As has been stated, a Let's Play allows a scholar to see not only the text of the game itself, but also material that, while not part of the game proper, may provide further elucidation on a game's themes, or perhaps information as to the author's intentions. When an LP splices in cut content, they allow a scholar to see that cut content as it "could have been", in the context of the game as a whole. When they add official information that is not included in the game ROM, such as passages from instruction manuals and strategy guides, they not only can clear up things made unclear in bad translations or the LP writer's choice of path, but also provide a quick reference for further investigation; that is, more sources to investigate.

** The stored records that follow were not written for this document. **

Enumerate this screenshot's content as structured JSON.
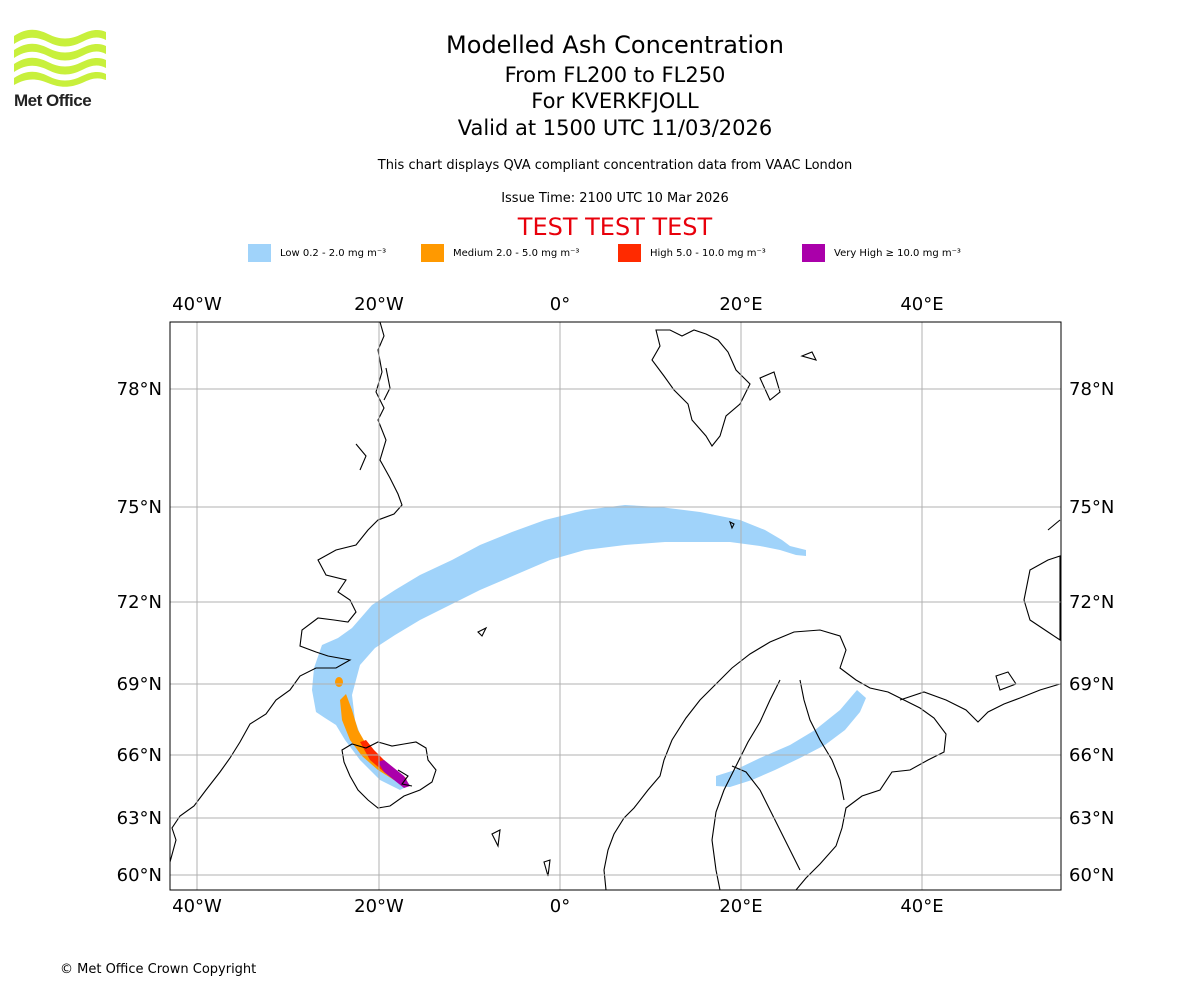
{
  "logo": {
    "text": "Met Office",
    "color": "#c8f03c"
  },
  "title": {
    "line1": "Modelled Ash Concentration",
    "line2": "From FL200 to FL250",
    "line3": "For KVERKFJOLL",
    "line4": "Valid at 1500 UTC 11/03/2026"
  },
  "subtitle": "This chart displays QVA compliant concentration data from VAAC London",
  "issue_time": "Issue Time: 2100 UTC 10 Mar 2026",
  "test_banner": "TEST TEST TEST",
  "legend": [
    {
      "label": "Low 0.2 - 2.0 mg m⁻³",
      "color": "#a0d3fa"
    },
    {
      "label": "Medium 2.0 - 5.0 mg m⁻³",
      "color": "#ff9900"
    },
    {
      "label": "High 5.0 - 10.0 mg m⁻³",
      "color": "#ff2a00"
    },
    {
      "label": "Very High  ≥  10.0 mg m⁻³",
      "color": "#aa00aa"
    }
  ],
  "map": {
    "lon_labels": [
      "40°W",
      "20°W",
      "0°",
      "20°E",
      "40°E"
    ],
    "lat_labels": [
      "78°N",
      "75°N",
      "72°N",
      "69°N",
      "66°N",
      "63°N",
      "60°N"
    ]
  },
  "copyright": "© Met Office Crown Copyright"
}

And when a Let's Play includes the LP writer's commentary, silly or scholarly, they perform the work that critiques of literature and textbooks on art have done for decades: interpretation of a work, which is itself a foundation on which one can build further critiques and investigations of a piece of art. While a typical LP covers the entire length of a game, from beginning to end, this means that, while comprehensive, they often leave plenty of room for further work: interpretations of individual scenes, game mechanics, and other portions of games as unconnected from the rest of the text. An LP writer often invites others in his or her community to contribute to the work, in the form of their own commentary, or interpretive artwork, or even competing LPs; in this way, each LP is itself a boiling stew of jumping-off points for further work. Finally, a good LP is always a fascinating read on its own merits, apart from the game it examines - and as a good read, it is itself a text that could prove worthy of interpretation and examination.

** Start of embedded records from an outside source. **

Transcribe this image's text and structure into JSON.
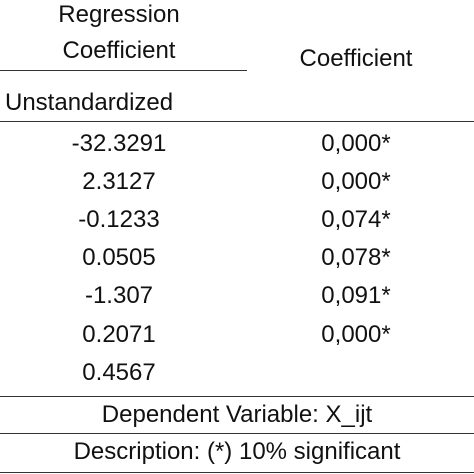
{
  "table": {
    "header": {
      "col1_line1": "Regression",
      "col1_line2": "Coefficient",
      "col1_line3": "Unstandardized",
      "col2": "Coefficient"
    },
    "rows": [
      {
        "unstandardized": "-32.3291",
        "coefficient": "0,000*"
      },
      {
        "unstandardized": "2.3127",
        "coefficient": "0,000*"
      },
      {
        "unstandardized": "-0.1233",
        "coefficient": "0,074*"
      },
      {
        "unstandardized": "0.0505",
        "coefficient": "0,078*"
      },
      {
        "unstandardized": "-1.307",
        "coefficient": "0,091*"
      },
      {
        "unstandardized": "0.2071",
        "coefficient": "0,000*"
      },
      {
        "unstandardized": "0.4567",
        "coefficient": ""
      }
    ],
    "footer": {
      "dependent": "Dependent Variable: X_ijt",
      "description": "Description: (*) 10% significant"
    }
  }
}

Since a Let's Play produces the foundation, support, and even the simple interest and time to invest in a scholarly work on a video game, it seems that they are, in fact, a critical step in the acceptance of video games as an art form, as they provide so much towards the experiencing and interpreting of games.

Friday, October 23, 2009

Reading "Let's Play"

So I read a lot of Let's Plays ("LPs") - the screenshot type, of course; anything else would be "watching". I also read them aloud to my girlfriend, and she enjoys it. I try to do voices and such. She enjoys them enough to make sure her computer is recording every chapter, in fact.

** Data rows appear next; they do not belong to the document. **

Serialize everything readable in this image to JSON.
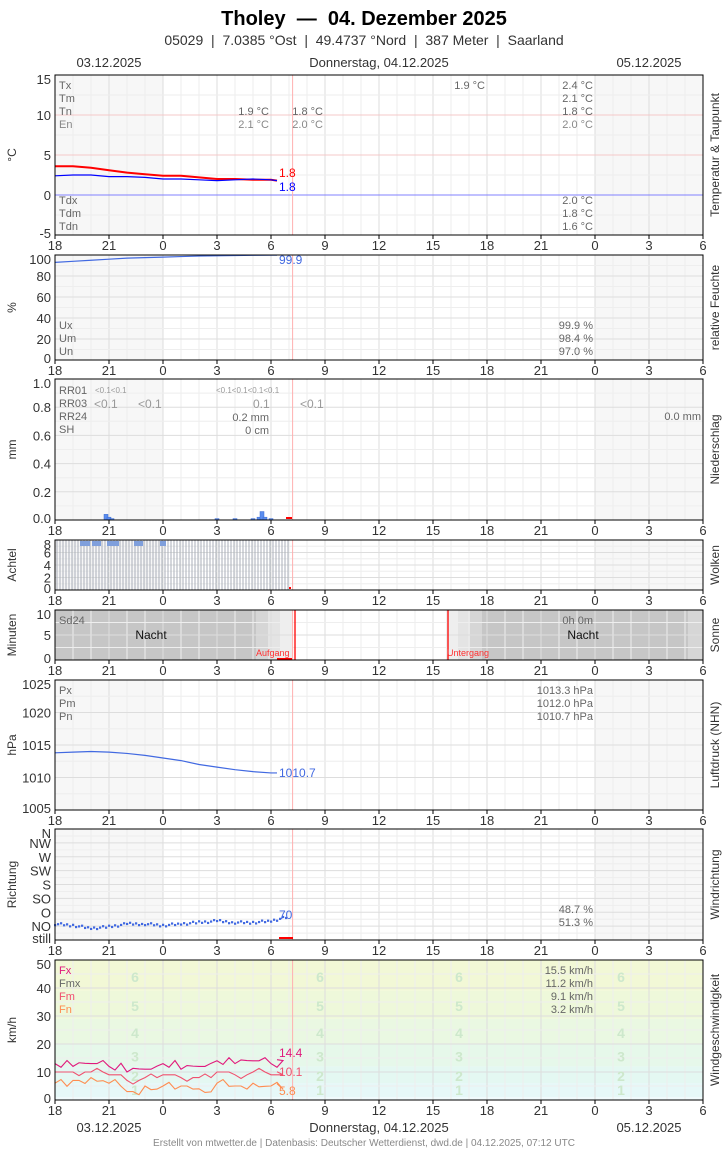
{
  "header": {
    "title": "Tholey  —  04. Dezember 2025",
    "subtitle": "05029  |  7.0385 °Ost  |  49.4737 °Nord  |  387 Meter  |  Saarland",
    "date_left": "03.12.2025",
    "date_center": "Donnerstag, 04.12.2025",
    "date_right": "05.12.2025"
  },
  "footer": {
    "date_left": "03.12.2025",
    "date_center": "Donnerstag, 04.12.2025",
    "date_right": "05.12.2025",
    "credits": "Erstellt von mtwetter.de | Datenbasis: Deutscher Wetterdienst, dwd.de | 04.12.2025, 07:12 UTC"
  },
  "colors": {
    "temp": "#ff0000",
    "dew": "#0000ff",
    "humidity": "#4169e1",
    "pressure": "#4169e1",
    "wind_dir": "#4169e1",
    "precip": "#5b8def",
    "fx": "#e0197d",
    "fmx": "#666666",
    "fm": "#f0506e",
    "fn": "#ff8c50",
    "now_line": "#ffb0b0",
    "sun_line": "#ff0000"
  },
  "x_ticks": [
    "18",
    "21",
    "0",
    "3",
    "6",
    "9",
    "12",
    "15",
    "18",
    "21",
    "0",
    "3",
    "6"
  ],
  "times": [
    "18:00",
    "19:00",
    "20:00",
    "21:00",
    "22:00",
    "23:00",
    "00:00",
    "01:00",
    "02:00",
    "03:00",
    "04:00",
    "05:00",
    "06:00",
    "06:20"
  ],
  "chart_data": [
    {
      "type": "line",
      "panel": "temperature",
      "ylabel": "°C",
      "side_label": "Temperatur & Taupunkt",
      "ylim": [
        -5,
        15
      ],
      "y_ticks": [
        "15",
        "10",
        "5",
        "0",
        "-5"
      ],
      "series": [
        {
          "name": "T",
          "values": [
            3.6,
            3.6,
            3.4,
            3.1,
            2.8,
            2.6,
            2.4,
            2.4,
            2.2,
            2.0,
            2.0,
            1.9,
            1.9,
            1.8
          ],
          "current": "1.8"
        },
        {
          "name": "Td",
          "values": [
            2.4,
            2.5,
            2.5,
            2.3,
            2.3,
            2.2,
            2.0,
            2.0,
            1.9,
            1.8,
            1.9,
            2.0,
            1.9,
            1.8
          ],
          "current": "1.8"
        }
      ],
      "stats": {
        "labels": [
          "Tx",
          "Tm",
          "Tn",
          "En"
        ],
        "day1_tn": "1.9 °C",
        "day1_en": "2.1 °C",
        "night_tn": "1.8 °C",
        "night_en": "2.0 °C",
        "mid_tx": "1.9 °C",
        "right": [
          "2.4 °C",
          "2.1 °C",
          "1.8 °C",
          "2.0 °C"
        ],
        "dew_labels": [
          "Tdx",
          "Tdm",
          "Tdn"
        ],
        "dew_right": [
          "2.0 °C",
          "1.8 °C",
          "1.6 °C"
        ]
      }
    },
    {
      "type": "line",
      "panel": "humidity",
      "ylabel": "%",
      "side_label": "relative Feuchte",
      "ylim": [
        0,
        100
      ],
      "y_ticks": [
        "100",
        "80",
        "60",
        "40",
        "20",
        "0"
      ],
      "series": [
        {
          "name": "U",
          "values": [
            93,
            94,
            95,
            96,
            97,
            97.5,
            98,
            98.5,
            99,
            99.3,
            99.5,
            99.7,
            99.8,
            99.9
          ],
          "current": "99.9"
        }
      ],
      "stats": {
        "labels": [
          "Ux",
          "Um",
          "Un"
        ],
        "right": [
          "99.9 %",
          "98.4 %",
          "97.0 %"
        ]
      }
    },
    {
      "type": "bar",
      "panel": "precipitation",
      "ylabel": "mm",
      "side_label": "Niederschlag",
      "ylim": [
        0,
        1
      ],
      "y_ticks": [
        "1.0",
        "0.8",
        "0.6",
        "0.4",
        "0.2",
        "0.0"
      ],
      "bars": [
        {
          "time": "20:50",
          "value": 0.04
        },
        {
          "time": "21:00",
          "value": 0.02
        },
        {
          "time": "21:10",
          "value": 0.01
        },
        {
          "time": "03:00",
          "value": 0.01
        },
        {
          "time": "04:00",
          "value": 0.01
        },
        {
          "time": "05:00",
          "value": 0.01
        },
        {
          "time": "05:20",
          "value": 0.02
        },
        {
          "time": "05:30",
          "value": 0.06
        },
        {
          "time": "05:40",
          "value": 0.02
        },
        {
          "time": "06:00",
          "value": 0.01
        }
      ],
      "stats": {
        "labels": [
          "RR01",
          "RR03",
          "RR24",
          "SH"
        ],
        "rr01_a": "<0.1<0.1",
        "rr01_b": "<0.1<0.1<0.1<0.1",
        "rr03": [
          "<0.1",
          "<0.1",
          "0.1",
          "<0.1"
        ],
        "rr24": "0.2 mm",
        "sh": "0 cm",
        "rr24_next": "0.0 mm"
      }
    },
    {
      "type": "bar",
      "panel": "clouds",
      "ylabel": "Achtel",
      "side_label": "Wolken",
      "ylim": [
        0,
        8
      ],
      "y_ticks": [
        "8",
        "6",
        "4",
        "2",
        "0"
      ],
      "value_until": "07:00",
      "value": 8
    },
    {
      "type": "area",
      "panel": "sunshine",
      "ylabel": "Minuten",
      "side_label": "Sonne",
      "ylim": [
        0,
        10
      ],
      "y_ticks": [
        "10",
        "5",
        "0"
      ],
      "stats": {
        "sd24": "Sd24",
        "night": "Nacht",
        "sd24_next": "0h 0m",
        "sunrise": "Aufgang",
        "sunset": "Untergang",
        "sunrise_time": "07:20",
        "sunset_time": "15:50"
      }
    },
    {
      "type": "line",
      "panel": "pressure",
      "ylabel": "hPa",
      "side_label": "Luftdruck (NHN)",
      "ylim": [
        1005,
        1025
      ],
      "y_ticks": [
        "1025",
        "1020",
        "1015",
        "1010",
        "1005"
      ],
      "series": [
        {
          "name": "P",
          "values": [
            1013.8,
            1013.9,
            1014.0,
            1013.9,
            1013.7,
            1013.4,
            1013.0,
            1012.6,
            1012.0,
            1011.6,
            1011.2,
            1010.9,
            1010.7,
            1010.7
          ],
          "current": "1010.7"
        }
      ],
      "stats": {
        "labels": [
          "Px",
          "Pm",
          "Pn"
        ],
        "right": [
          "1013.3 hPa",
          "1012.0 hPa",
          "1010.7 hPa"
        ]
      }
    },
    {
      "type": "scatter",
      "panel": "wind_direction",
      "ylabel": "Richtung",
      "side_label": "Windrichtung",
      "y_ticks": [
        "N",
        "NW",
        "W",
        "SW",
        "S",
        "SO",
        "O",
        "NO",
        "still"
      ],
      "series": [
        {
          "name": "Richtung",
          "values": [
            45,
            40,
            30,
            35,
            45,
            45,
            40,
            45,
            50,
            55,
            50,
            50,
            55,
            70
          ],
          "current": "70"
        }
      ],
      "stats": {
        "right": [
          "48.7 %",
          "51.3 %"
        ]
      }
    },
    {
      "type": "line",
      "panel": "wind_speed",
      "ylabel": "km/h",
      "side_label": "Windgeschwindigkeit",
      "ylim": [
        0,
        50
      ],
      "y_ticks": [
        "50",
        "40",
        "30",
        "20",
        "10",
        "0"
      ],
      "beaufort": [
        "1",
        "2",
        "3",
        "4",
        "5",
        "6"
      ],
      "series": [
        {
          "name": "Fx",
          "values": [
            13,
            12,
            13,
            12,
            10,
            11,
            13,
            11,
            12,
            14,
            13,
            14,
            13,
            14.4
          ],
          "current": "14.4"
        },
        {
          "name": "Fm",
          "values": [
            10,
            10,
            10,
            9,
            7,
            8,
            9,
            8,
            8,
            10,
            9,
            10,
            9,
            10.1
          ],
          "current": "10.1"
        },
        {
          "name": "Fn",
          "values": [
            6,
            7,
            8,
            6,
            3,
            5,
            5,
            5,
            4,
            6,
            5,
            6,
            5,
            5.8
          ],
          "current": "5.8"
        }
      ],
      "stats": {
        "labels": [
          "Fx",
          "Fmx",
          "Fm",
          "Fn"
        ],
        "right": [
          "15.5 km/h",
          "11.2 km/h",
          "9.1 km/h",
          "3.2 km/h"
        ]
      }
    }
  ]
}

So I was thinking, that might be a good way to keep in touch with her while I go to school in Florida. It wouldn't be a supreme amount of material... And if I decided to get creative, I could splice the screenshots into a video and send a whole presentation instead. But at the least, the audio files alone would work well in a "RiffTrax" sort of way; just read along with the original material while I read aloud.

Of course, I'd have to step up my readings a little - when I'm just doing it for my girlfriend, I don't worry about things like coughs, or mispronunciations, or anything like that.

But still, could be fun.

Tuesday, October 23, 2007

Some ideas, for future reference.

This is what happens when I watch too much Star Trek: Enterprise.

Idea one, for an FFRPG campaign: Uses only non-human races. Essentially a Chrono Trigger type deal, with Humans erased from the timeline; the party must travel through time to prevent the same thing from happening to all races.

Idea two, for a video game (or maybe something else, with tweaking): A history professor is somehow sent back in time, due to a war involving time travel in the future. He has a camera that transforms into objects he takes pictures of. Using that, he has to keep history the way he knows it, stay alive, and figure out a way to get back to his own time.

...Oh, yeah, and this is the first post to this blog in a couple years. I may actually start posting to it again; I'd kind of like to. But if not, I can still use it as a scratchpad.